地球温暖化は+4.8℃の最悪シナリオへまっしぐら?
'If RCP8.5 Did Not Exist, We'd Have to Create It' For 2050 Climate Change
温室効果ガスの排出量はRCP8.5とほぼ一致 Ekaterina_Simonova-iStock
<科学界でも否定的な見方があるIPCCの「最悪の想定」が短期的には最も正確な予想だと米科学者らが主張>
米科学者らは8月3日、米国科学アカデミー紀要に新たな研究報告を発表。

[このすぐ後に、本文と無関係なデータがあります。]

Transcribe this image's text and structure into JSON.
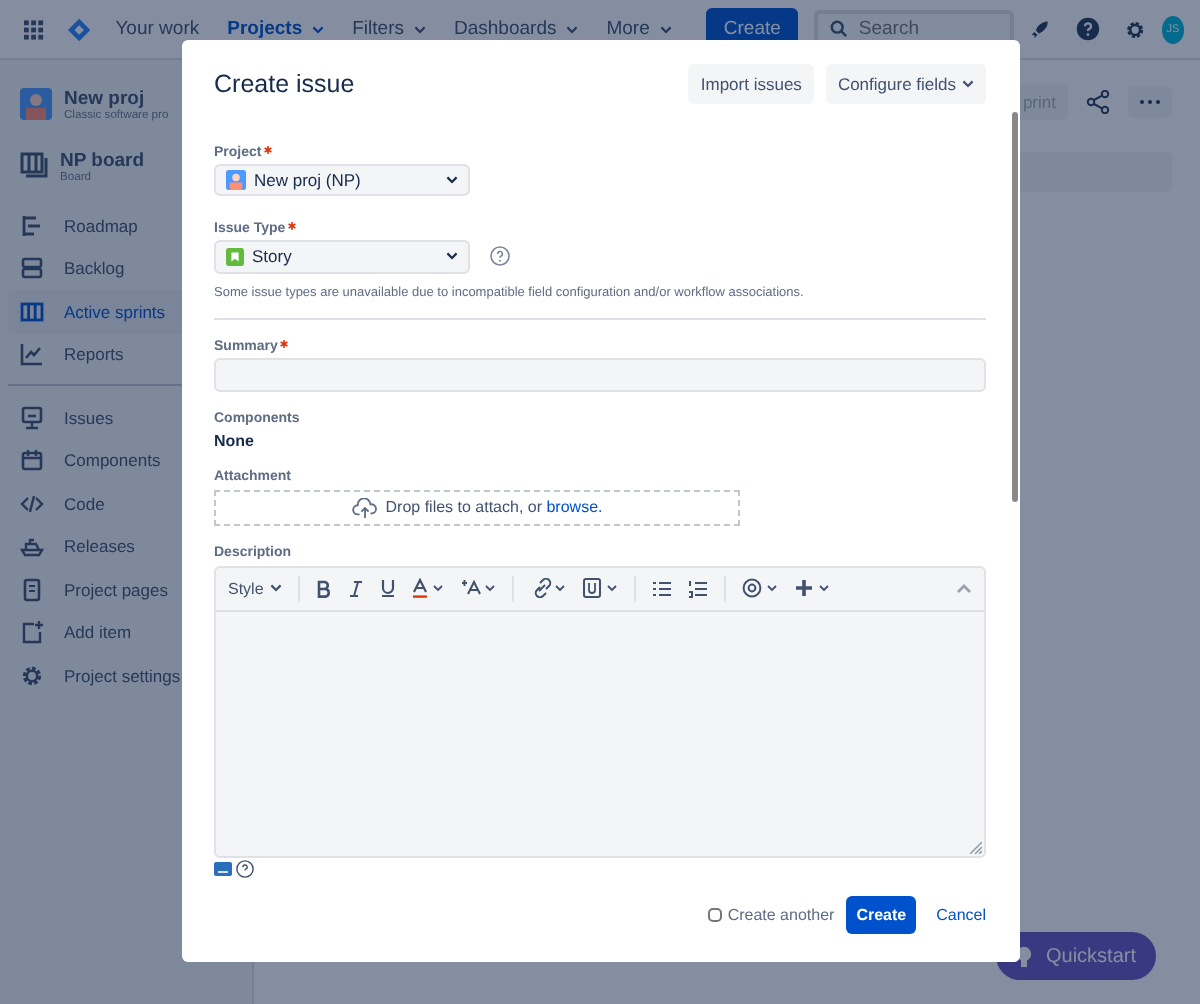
{
  "nav": {
    "items": [
      {
        "label": "Your work",
        "selected": false,
        "dropdown": false
      },
      {
        "label": "Projects",
        "selected": true,
        "dropdown": true
      },
      {
        "label": "Filters",
        "selected": false,
        "dropdown": true
      },
      {
        "label": "Dashboards",
        "selected": false,
        "dropdown": true
      },
      {
        "label": "More",
        "selected": false,
        "dropdown": true
      }
    ],
    "create": "Create",
    "search": {
      "placeholder": "Search"
    },
    "avatar": "JS"
  },
  "sidebar": {
    "project": {
      "name": "New proj",
      "type": "Classic software pro"
    },
    "board": {
      "name": "NP board",
      "type": "Board"
    },
    "planning": [
      {
        "label": "Roadmap",
        "selected": false
      },
      {
        "label": "Backlog",
        "selected": false
      },
      {
        "label": "Active sprints",
        "selected": true
      },
      {
        "label": "Reports",
        "selected": false
      }
    ],
    "development": [
      {
        "label": "Issues",
        "selected": false
      },
      {
        "label": "Components",
        "selected": false
      },
      {
        "label": "Code",
        "selected": false
      },
      {
        "label": "Releases",
        "selected": false
      },
      {
        "label": "Project pages",
        "selected": false
      },
      {
        "label": "Add item",
        "selected": false
      },
      {
        "label": "Project settings",
        "selected": false
      }
    ]
  },
  "page": {
    "sprint_button": "print"
  },
  "quickstart": "Quickstart",
  "modal": {
    "title": "Create issue",
    "actions": [
      "Import issues",
      "Configure fields"
    ],
    "project": {
      "label": "Project",
      "required": true,
      "value": "New proj (NP)"
    },
    "issue_type": {
      "label": "Issue Type",
      "required": true,
      "value": "Story",
      "note": "Some issue types are unavailable due to incompatible field configuration and/or workflow associations."
    },
    "summary": {
      "label": "Summary",
      "required": true
    },
    "components": {
      "label": "Components",
      "value": "None"
    },
    "attachment": {
      "label": "Attachment",
      "text": "Drop files to attach, or",
      "link": "browse."
    },
    "description": {
      "label": "Description",
      "style": "Style"
    },
    "create_another": {
      "label": "Create another",
      "checked": false
    },
    "submit": "Create",
    "cancel": "Cancel"
  }
}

気候変動が地球にもたらすリスクについて、国連のIPCC(気候変動に関する政府間パネル)が提示した「最悪のシナリオ」が、今後30年のリスクを最も正確に評価しているとの見解を示した。21世紀を通じて温室効果ガスの排出量が増え続けると想定するIPCCの「RCP8.5シナリオ」のことだ。
ウッズホール研究所(マサチューセッツ州)のクリストファー・シュワルム率いる研究チームが発表した報告は、温室効果ガスの排出量を(特に短期間にわたって)追跡する上で、「RCP8.5シナリオ」が重要な意味を持つ理由を説明している。
IPCCは、温室効果ガスの排出量とそれを削減するための対策について、複数のパターンに基づく気候変動の予測シナリオを提示。それが代表的濃度経路(RCP)と呼ばれるシナリオだ。このうち最も楽観的な「RCP1.9シナリオ」は、2100年までの地球の平均気温の上昇を、産業革命の前と比べて1.5℃未満に抑えることを目指す内容だった。RCP8.5シナリオは最悪のケースを想定した内容で、2100年までに地球の平均気温が2.6℃~4.8℃上昇すると見込んでいる。
否定するのは「偏った考え方」
研究チームはRCP8.5シナリオについて、最近では否定的な見方もあり、科学者の中にも「人騒がせ」で「人々を誤った方向に導く」シナリオだと指摘する声があると説明している。1月に科学誌ネイチャーに掲載された解説記事は、同シナリオについて「起こる可能性が低い最悪の想定」と捉えるべきだと主張した。ブレークスルー研究所(カリフォルニア州)の気候およびエネルギー問題担当ディレクターであるゼキ・ハウスファーザーは、当時BBCに対して、同シナリオが作成された2005年以降、状況は大きく変わっていると語っていた。「当時、現実になる可能性が10%に満たないとされた最悪の想定は、今ではきわめて可能性が低い想定だ」
だがシュワルムと同僚の科学者たちは、RCP8.5シナリオを否定することは「残念なだけでなく、偏った考え方だ」と主張する。報告書の中で彼らは、現在の二酸化炭素の累積排出量の実態とRCP8.5シナリオの誤差は1%未満だと指摘。また2050年までに気候変動によってもたらされるリスクを評価する上でも、実態やこれまでに表明されている政策と「最も合致した」正確なシナリオがRCP8.5だと説明した。